После разгрома союзников под Аустерлицем третьему корпусу Даву было поручено преследовать отступавшие русско-австрийские войска. Луи Николя столь решительно взялся за это дело, так энергично и настойчиво преследовал разбитую вражескую армию, что ее окончательная гибель казалась неминуемой. Тем временем, дабы избежать катастрофы, царь предложил Наполеону заключить перемирие. Император французов принял предложение российского самодержца. Когда из штаб-квартиры русской армии Даву сообщили о том, что военные действия должны быть прекращены в силу заключенного между Александром I и Наполеоном перемирия, он счел это всего лишь ловким трюком со стороны противника. «Вы хотите меня обмануть, — заявил он парламентеру; вы желаете сделать из меня дурака… Я намереваюсь окончательно разделаться с вами, и это — единственный приказ, который я получил»{310}
. Только после того, как недоверчивому маршалу была передана записка, лично написанная царем и подтверждающая факт заключения перемирия, Даву распорядился о приостановке боевых действий.По словам одного из его биографов, следствием кампании 1805 г. лично для Даву было то, что он наконец-то обрел так недостающую ему репутацию толкового военачальника, которой до той поры он явно не располагал.
Однако подлинным «звездным часом» для Даву явилась кампания 1806 г. с ее кульминацией — сражением под Ауэрштедтом, прославившим «железного маршала» и ставшим «венцом его военной славы»{311}
.В войне 1806 г. Наполеону приходится иметь дело с новым противником. На сей раз это — Пруссия. «Скрытое беспокойство, — рассказывает Талейран, — мучает Наполеона, вынужденного вновь вынуть из ножен меч. Его все еще ослепляет слава Фридриха[119]

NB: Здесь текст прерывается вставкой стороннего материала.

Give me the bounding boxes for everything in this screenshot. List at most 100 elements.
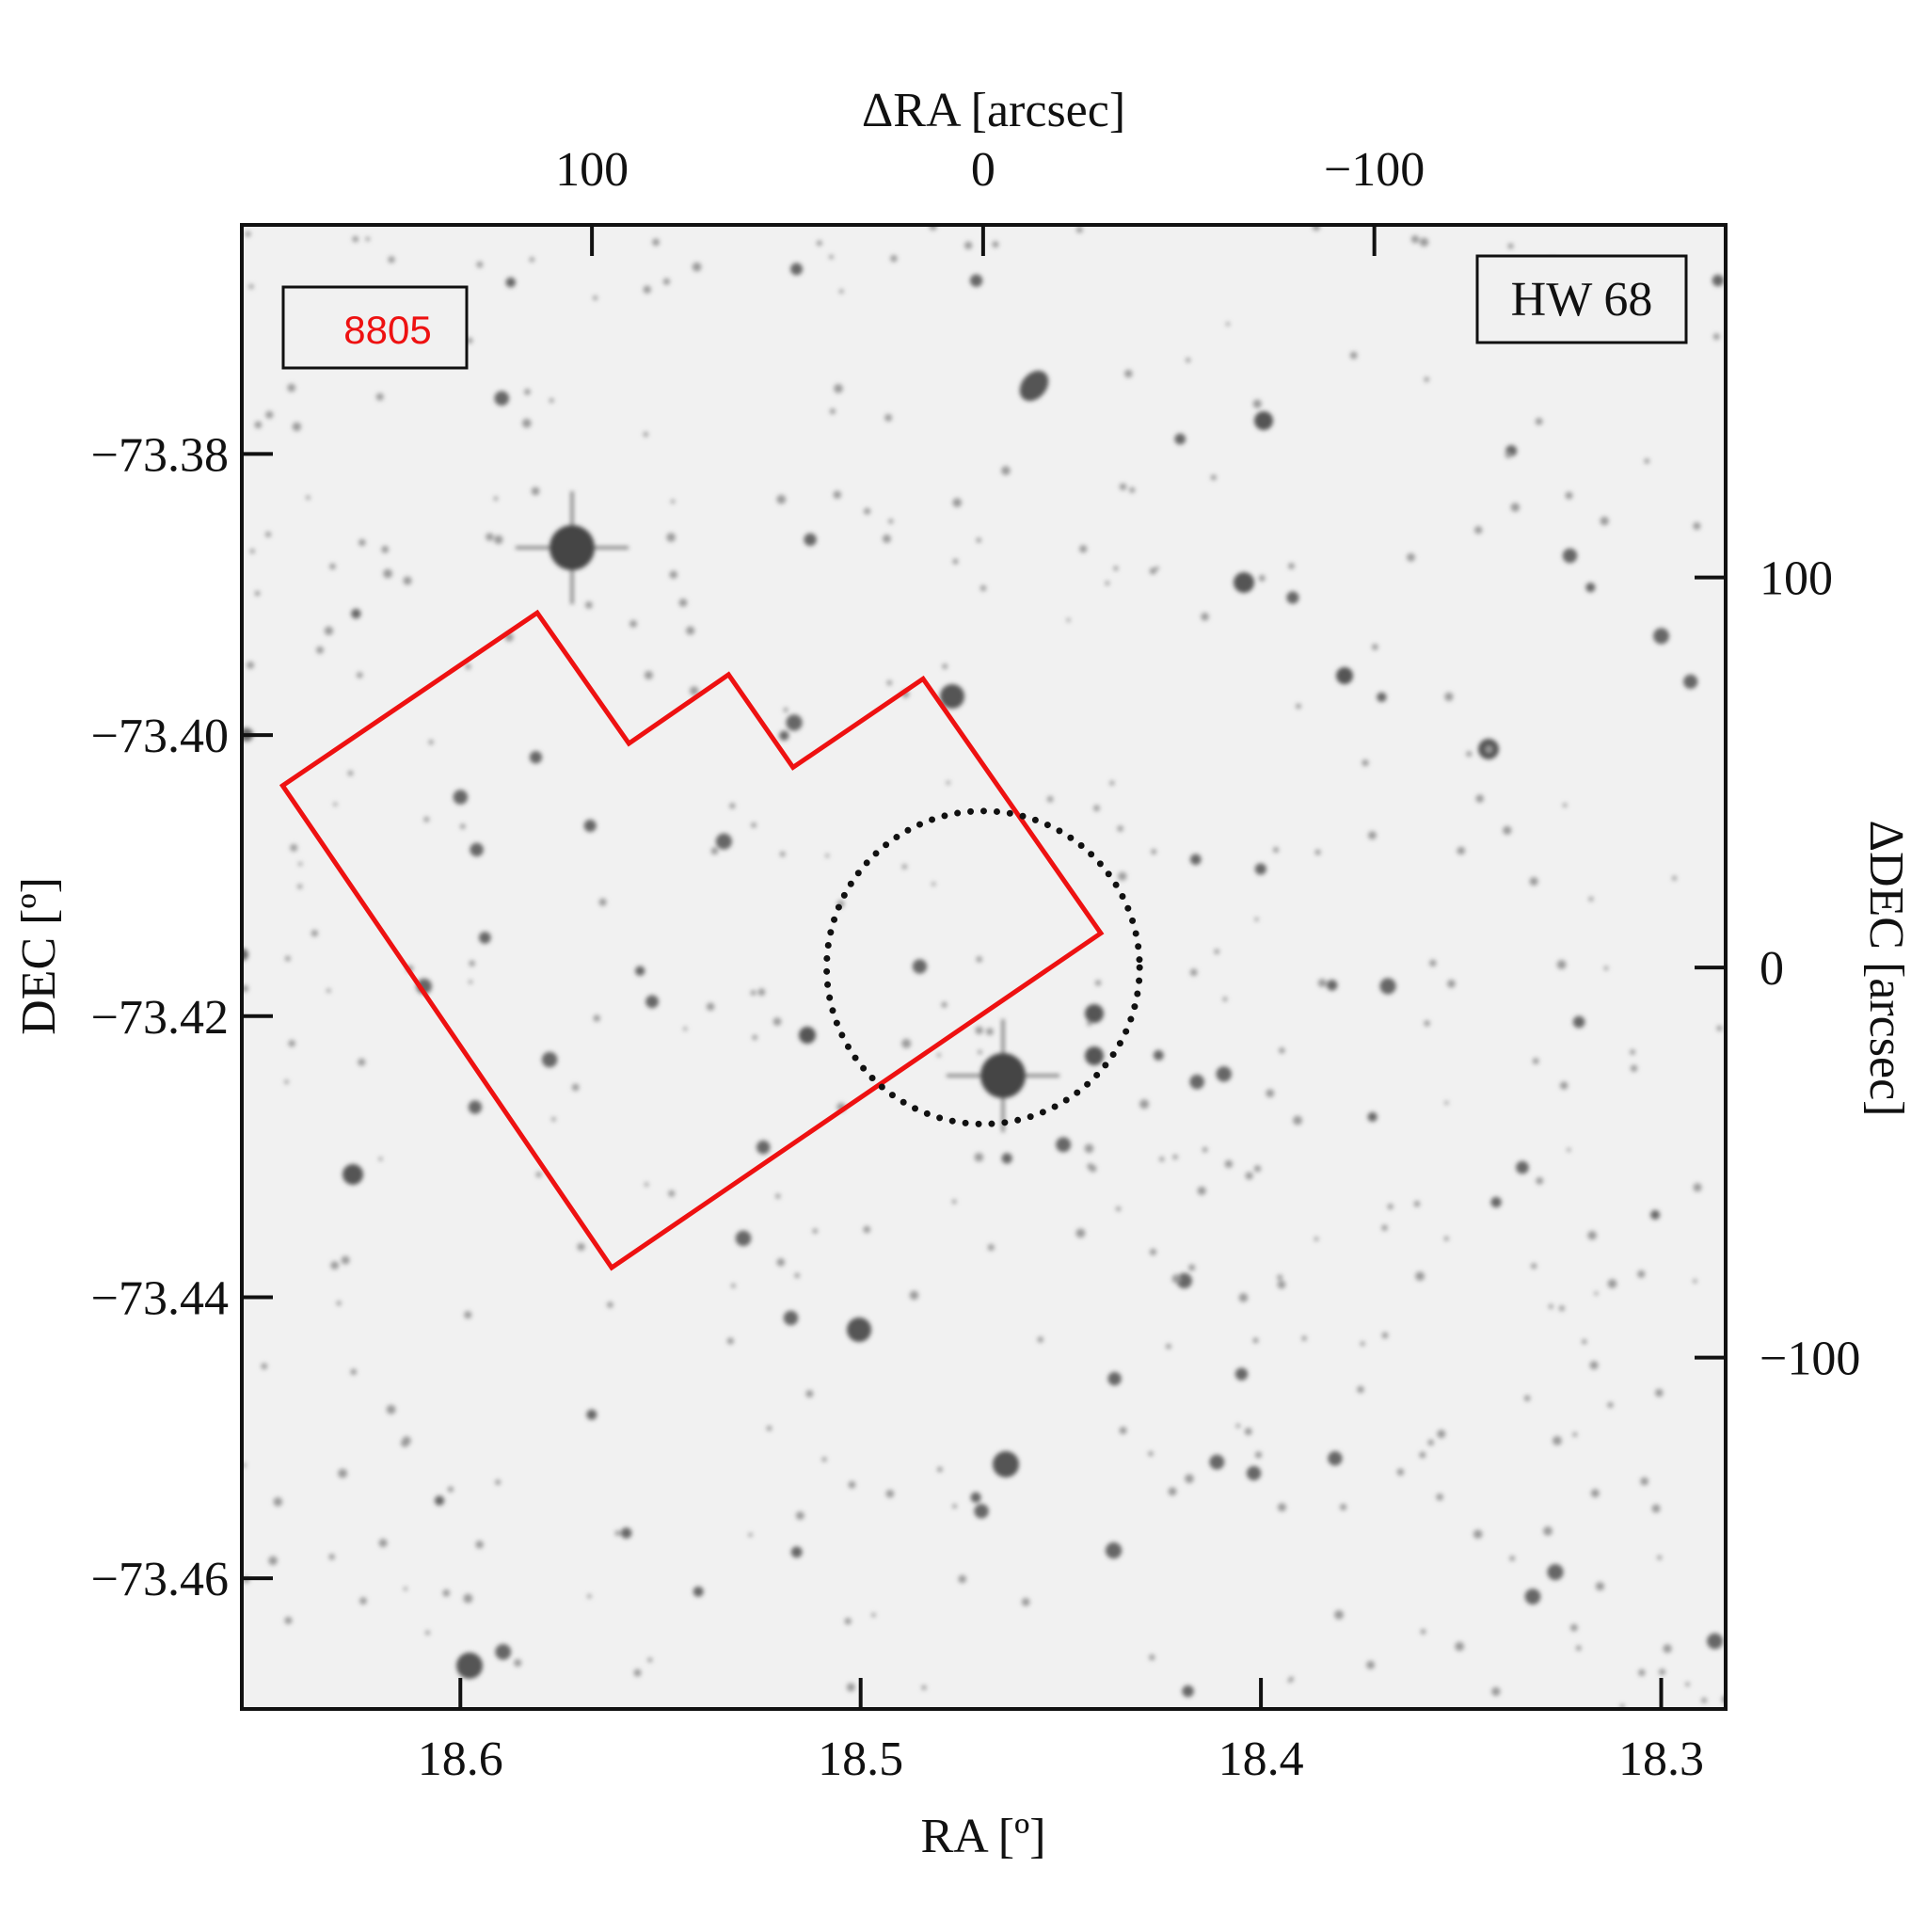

, он еще никогда не воевал с прославленной армией: «Думаю, тут нам придется больше повозиться, чем с австрийцами»{312}. Действительность опровергает мрачные прогнозы императора. Начало кампании 1806 г. убедительно доказывает, что у прусской стороны, помимо внушительного «фасада» великой военной державы, за душой ровным счетом ничего нет.7 октября 1806 г. Наполеон отдал приказ «выступитьтрем колоннам, чтобы на правом берегу Заалы, в местности, расположенной между Тюрингенским лесом и Рудными горами, наступать на Лейпциг…». «Все перехваченные письма показывают, — так писал он одному из своих генералов, — что враг потерял голову. Они совещаются дни и ночи и не знают, что им делать»{313}
. Первые же стычки с пруссаками (9 и 10 октября) продемонстрировали несомненные преимущества французской армии над воинством Фридриха-Вильгельма III. «В главной квартире (прусской армии) распространился панический страх. Было решено начать сосредоточение армии назад к Веймару и Йене; главные силы должны были собраться у Веймара, войска Гогенлоэ (авангарда прусской армии) — у Йены»{314}.Пока, «скучившись, как стадо дрожащих баранов, стояла славная прусско-саксонская[120]

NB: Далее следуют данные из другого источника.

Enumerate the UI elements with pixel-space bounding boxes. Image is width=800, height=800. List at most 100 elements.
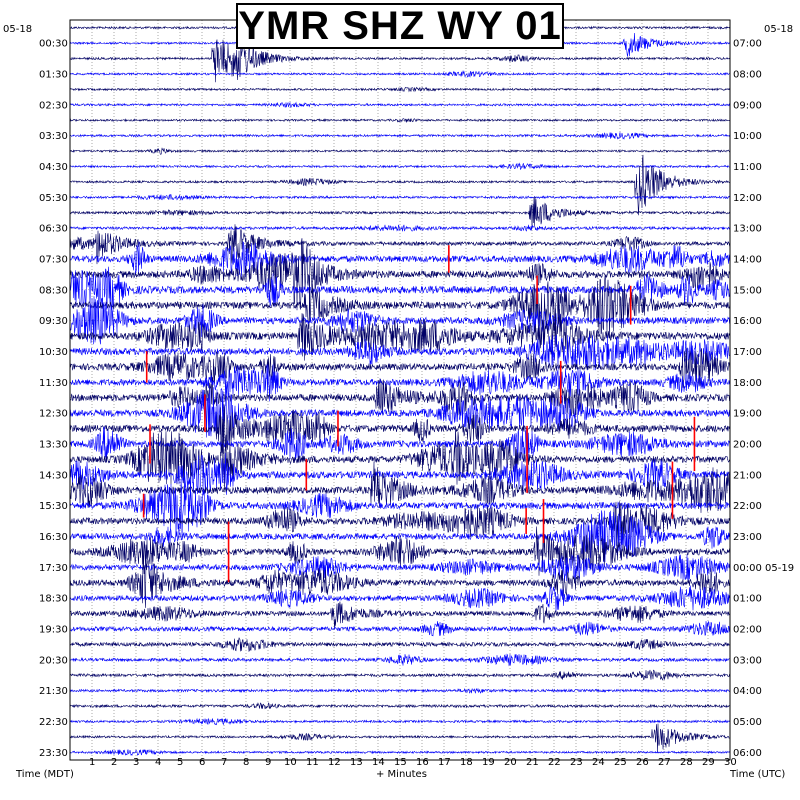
minute-tick-label: 17 [438, 757, 451, 768]
minute-tick-label: 1 [89, 757, 95, 768]
right-time-tick: 03:00 [733, 655, 762, 666]
x-axis-minute-labels: 1 2 3 4 5 6 7 8 9 10 11 12 13 14 15 16 17 18 19 20 21 22 23 24 2… [89, 757, 737, 768]
minute-tick-label: 29 [702, 757, 715, 768]
trace-row [69, 526, 731, 576]
trace-row [69, 348, 731, 388]
trace-row [69, 637, 731, 653]
right-time-tick: 21:00 [733, 470, 762, 481]
left-time-tick: 21:30 [39, 686, 68, 697]
left-axis-time-labels: 00:30 01:30 02:30 03:30 04:30 05:30 06:30 07:30… [39, 39, 68, 759]
left-time-tick: 15:30 [39, 501, 68, 512]
trace-row [69, 132, 731, 140]
chart-title: YMR SHZ WY 01 [236, 3, 564, 49]
left-date-label: 05-18 [3, 24, 32, 35]
trace-row [69, 154, 731, 216]
trace-row [69, 702, 731, 710]
minute-tick-label: 12 [328, 757, 341, 768]
left-time-tick: 09:30 [39, 316, 68, 327]
trace-row [69, 601, 731, 629]
left-time-tick: 08:30 [39, 285, 68, 296]
trace-row [69, 162, 731, 171]
right-time-tick: 15:00 [733, 285, 762, 296]
trace-row [69, 241, 731, 278]
minute-tick-label: 11 [306, 757, 319, 768]
right-time-tick: 06:00 [733, 748, 762, 759]
minute-tick-label: 5 [177, 757, 183, 768]
minute-tick-label: 27 [658, 757, 671, 768]
trace-row [69, 275, 731, 339]
left-time-tick: 19:30 [39, 624, 68, 635]
minute-tick-label: 13 [350, 757, 363, 768]
minute-tick-label: 28 [680, 757, 693, 768]
trace-row [69, 147, 731, 155]
trace-row [69, 687, 731, 694]
right-time-tick: 16:00 [733, 316, 762, 327]
left-time-tick: 02:30 [39, 100, 68, 111]
right-time-tick: 13:00 [733, 224, 762, 235]
minute-tick-label: 8 [243, 757, 249, 768]
left-time-tick: 10:30 [39, 347, 68, 358]
trace-row [69, 194, 731, 201]
left-time-tick: 16:30 [39, 532, 68, 543]
trace-row [69, 510, 731, 563]
minute-tick-label: 15 [394, 757, 407, 768]
trace-row [69, 621, 731, 637]
trace-row [69, 555, 731, 608]
left-axis-label: Time (MDT) [15, 769, 74, 780]
left-time-tick: 23:30 [39, 748, 68, 759]
right-time-tick: 00:00 05-19 [733, 563, 794, 574]
right-time-tick: 01:00 [733, 594, 762, 605]
trace-row [69, 101, 731, 108]
left-time-tick: 03:30 [39, 131, 68, 142]
trace-row [69, 404, 731, 457]
minute-tick-label: 26 [636, 757, 649, 768]
left-time-tick: 22:30 [39, 717, 68, 728]
right-time-tick: 22:00 [733, 501, 762, 512]
trace-row [69, 554, 731, 582]
right-axis-time-labels: 07:00 08:00 09:00 10:00 11:00 12:00 13:00 14:00… [733, 39, 794, 759]
minute-tick-label: 16 [416, 757, 429, 768]
right-axis-label: Time (UTC) [729, 769, 785, 780]
trace-row [69, 224, 731, 232]
right-time-tick: 18:00 [733, 378, 762, 389]
trace-row [69, 196, 731, 228]
left-time-tick: 18:30 [39, 594, 68, 605]
trace-row [69, 653, 731, 667]
trace-row [69, 38, 731, 83]
trace-row [69, 717, 731, 726]
trace-row [69, 723, 731, 753]
minute-tick-label: 4 [155, 757, 161, 768]
right-time-tick: 08:00 [733, 69, 762, 80]
trace-row [69, 308, 731, 361]
left-time-tick: 20:30 [39, 655, 68, 666]
minute-tick-label: 3 [133, 757, 139, 768]
minute-tick-label: 18 [460, 757, 473, 768]
right-time-tick: 07:00 [733, 39, 762, 50]
trace-row [69, 86, 731, 93]
right-time-tick: 11:00 [733, 162, 762, 173]
trace-row [69, 296, 731, 345]
minute-tick-label: 20 [504, 757, 517, 768]
right-time-tick: 14:00 [733, 254, 762, 265]
right-date-label: 05-18 [764, 24, 793, 35]
right-time-tick: 04:00 [733, 686, 762, 697]
left-time-tick: 06:30 [39, 224, 68, 235]
trace-row [69, 118, 731, 123]
minute-tick-label: 23 [570, 757, 583, 768]
minute-tick-label: 21 [526, 757, 539, 768]
left-time-tick: 14:30 [39, 470, 68, 481]
trace-row [69, 748, 731, 757]
minute-tick-label: 10 [284, 757, 297, 768]
trace-row [69, 585, 731, 612]
minute-tick-label: 24 [592, 757, 605, 768]
left-time-tick: 07:30 [39, 254, 68, 265]
trace-row [69, 378, 731, 417]
minute-tick-label: 6 [199, 757, 205, 768]
right-time-tick: 23:00 [733, 532, 762, 543]
minute-tick-label: 19 [482, 757, 495, 768]
left-time-tick: 00:30 [39, 39, 68, 50]
right-time-tick: 10:00 [733, 131, 762, 142]
clipped-spikes [142, 245, 696, 583]
trace-row [69, 387, 731, 438]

действующая армия вокруг Веймара и Йены»{315}, окончательно захватившая в свои руки инициативу Великая армия перешла в решительное наступление. В этом наступлении 3-му корпусу Даву поручается важная, но все же второстепенная роль: совершив фланговый марш, выйти к Наумбургу, в тыл прусской армии. Цель этого маневра очевидна: войска 3-го корпуса должны «отрезать врагу путь отступления»{316}. По-видимому, как и в далеком Египте, Наполеон хочет предоставить Даву право нанести тот coup de grâce, который так хорошо ему удался в битве при Абукире 25 июля 1799 г.Корпус маршала Даву численностью в 27 тыс. человек[121]

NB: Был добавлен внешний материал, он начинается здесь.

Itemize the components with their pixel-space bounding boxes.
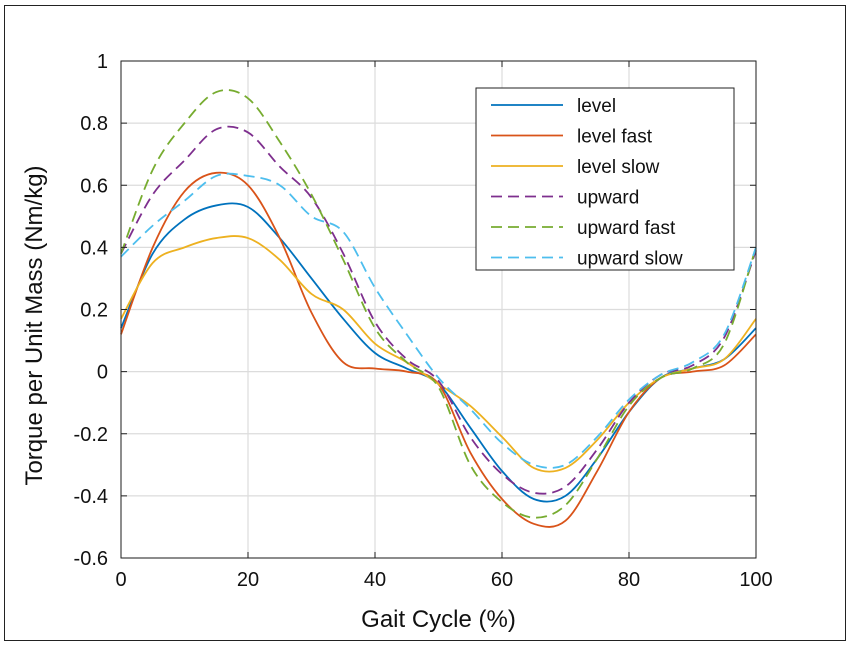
y-axis-label: Torque per Unit Mass (Nm/kg) — [21, 165, 48, 485]
y-tick-label: 0.6 — [80, 175, 108, 197]
legend-label-upward-fast: upward fast — [577, 218, 676, 239]
x-tick-label: 20 — [237, 569, 259, 591]
legend-label-level: level — [577, 96, 616, 117]
y-tick-label: 1 — [97, 51, 108, 73]
y-tick-label: 0 — [97, 362, 108, 384]
x-tick-label: 80 — [618, 569, 640, 591]
legend-box — [475, 87, 735, 271]
x-tick-label: 100 — [739, 569, 772, 591]
x-tick-label: 60 — [491, 569, 513, 591]
series-line-level-slow — [120, 235, 757, 473]
legend-label-level-fast: level fast — [577, 127, 653, 148]
y-tick-label: 0.4 — [80, 237, 108, 259]
y-tick-label: 0.8 — [80, 113, 108, 135]
series-line-upward-fast — [120, 89, 757, 519]
series-line-upward-slow — [120, 172, 757, 469]
legend-label-level-slow: level slow — [577, 157, 660, 178]
x-tick-label: 0 — [115, 569, 126, 591]
y-tick-label: -0.4 — [74, 486, 108, 508]
series-layer — [120, 89, 757, 528]
legend-label-upward: upward — [577, 188, 639, 209]
y-tick-label: -0.2 — [74, 424, 108, 446]
x-tick-label: 40 — [364, 569, 386, 591]
x-axis-label: Gait Cycle (%) — [361, 606, 516, 633]
legend: level level fast level slow upward upward fa… — [475, 87, 735, 271]
legend-label-upward-slow: upward slow — [577, 249, 683, 270]
y-tick-label: -0.6 — [74, 548, 108, 570]
figure-frame — [4, 5, 846, 641]
y-tick-label: 0.2 — [80, 300, 108, 322]
ticks: 0 20 40 60 80 100 -0.6 -0.4 -0.2 0 0.2 0.4 0.6 0.8 1 — [74, 51, 773, 591]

был «в этот период самым сильным во всей французской армии»{317}. Его солдаты имели за своими плечами опыт участия в крупных военных операциях. Они были превосходно обучены, дисциплинированы и отлично экипированы. В канун генерального сражения, призванного решить судьбу кампании 1806 г., в своем донесении Бертье Даву следующим образом охарактеризовал состояние, в котором находились войска его 3-го корпуса: «В общем, войска извлекли пользу от этой передышки (Даву имеет в виду время после Аустерлицкого сражения, в течение которого солдаты 3-го корпуса не принимали участия в активных боевых действиях), — писал маршал, — для того, чтобы подготовиться вступить в кампанию, и должен добавить, что забота, проявленная (в этом деле) генералами и офицерами, возымела превосходное действие. Снаряжение находится в очень хорошем состоянии. Недостает лишь 15–20 штыков, которые следует заменить в течение нескольких часов. Мундиры были получены и распределены по всем полкам; войска одеты так, как если бы они находились на смотре в Париже, в присутствии императора… у каждого солдата — две пары сапог в ранце и одна — на ногах… Артиллерия ни од в чем не испытывает недостатка…»{318}.